Durante los últimos seis años, Gork ha creado esculturas inflables que ocupan diferentes espacios, desde sótanos hasta los patios de galerías. Estas esculturas suaves, como muchas de sus obras, son formas amorfas que emiten sonidos y sintonizan a los visitantes con las características arquitectónicas específicas de un lugar. Los inflables se mantienen en el aire mediante sopladores, un elemento esencial de los sonidos que se escuchan al experimentar estas obras. Como organismos que respiran, nunca se encuentran completamente infladas o desinfladas, sino en un constante estado de flujo, de devenir y evolución, de contracción y colapso.
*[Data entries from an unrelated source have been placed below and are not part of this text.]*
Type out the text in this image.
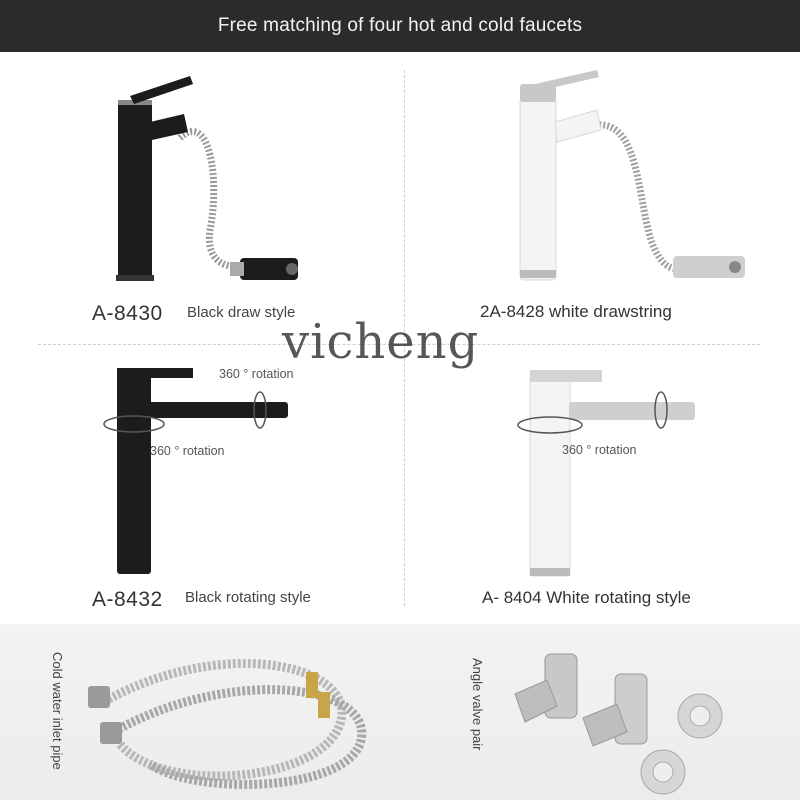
Free matching of four hot and cold faucets
A-8430 Black draw style	2A-8428 white drawstring
360 ° rotation
360 ° rotation
A-8432 Black rotating style
360 ° rotation
A- 8404 White rotating style
vicheng
Cold water inlet pipe	Angle valve pair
En el Visual Arts Center (VAC), un nuevo inflable con forma de linterna de piedra japonesa de la colección personal de la artista habitará la galería, incorporando sonidos recolectados de la fuente en el patio del VAC. Esta instalación marca la primera obra inflable figurativa de Gork. Juntos, los sonidos de los sopladores, del agua que fluye, de los visitantes y del espacio interior del VAC, transformarán la galería en un jardín sonoro e interactivo.
Jacqueline Kiyomi Gork: Like a Breath of Fresh Water is organized by MacKenzie Stevens, former director, and Melissa Fandos, VAC curatorial fellow, 2023–2024.
Major support for this project is generously provided by the Kaleta A. Doolin Foundation. The Artist-in-Residence program at the Visual Arts Center (VAC) is supported by the VAC Artist-in-Residence Endowed Fund.
Audio equipment courtesy of Meyer Sound, Berkeley, California.
Special thanks to Inflatable Signs, Fort Worth, Texas.
Jacqueline Kiyomi Gork (b. 1982, Long Beach, CA) lives and works in Los Angeles, California. Gork earned their BFA in photography and focused on sound art, new genres, and performance from the San Francisco Art Institute (2004) and an MFA from Stanford University where they focused on the history of communication technologies, acoustics, and computer music (2011). Gork has had solo exhibitions at Institute of Contemporary Art, Los Angeles (2023); Empty Gallery, Hong Kong (2017, 2021); 356 S. Mission Rd, Los Angeles (2017); Human Resources, Los Angeles (2017); Luckman Fine Arts Center at Cal State, Los Angeles (2017); The Lab, San Francisco (2016); amongst others. Their work has also been featured in group exhibitions at MAC Center Los Angeles (2022); Made in LA 2020: a version at the Hammer Museum (2021); Instrument Inventors, The Hague (2022); San Francisco Art Institute (2021); SculptureCenter, New York (2019); Akademie Schloss Solitude, Stuttgart (2018); SFMoMA, San Francisco (2017); V-A-C Foundation, Moscow (2017); Berkeley Art Museum and Pacific Film Archive (BAMPFA) (2016, 2011); amongst others. They have received grants from the VIA Art Fund 2020, San Francisco Arts Commission (2009, 2015), the Center for Cultural Innovation (2014), and the Joan Mitchell Foundation MFA (2011). They were in residence at Schloss Solitude (2018–2019), Mills College (2015), EMPAC (2014), and the Skowhegan School of Painting and Sculpture (2011).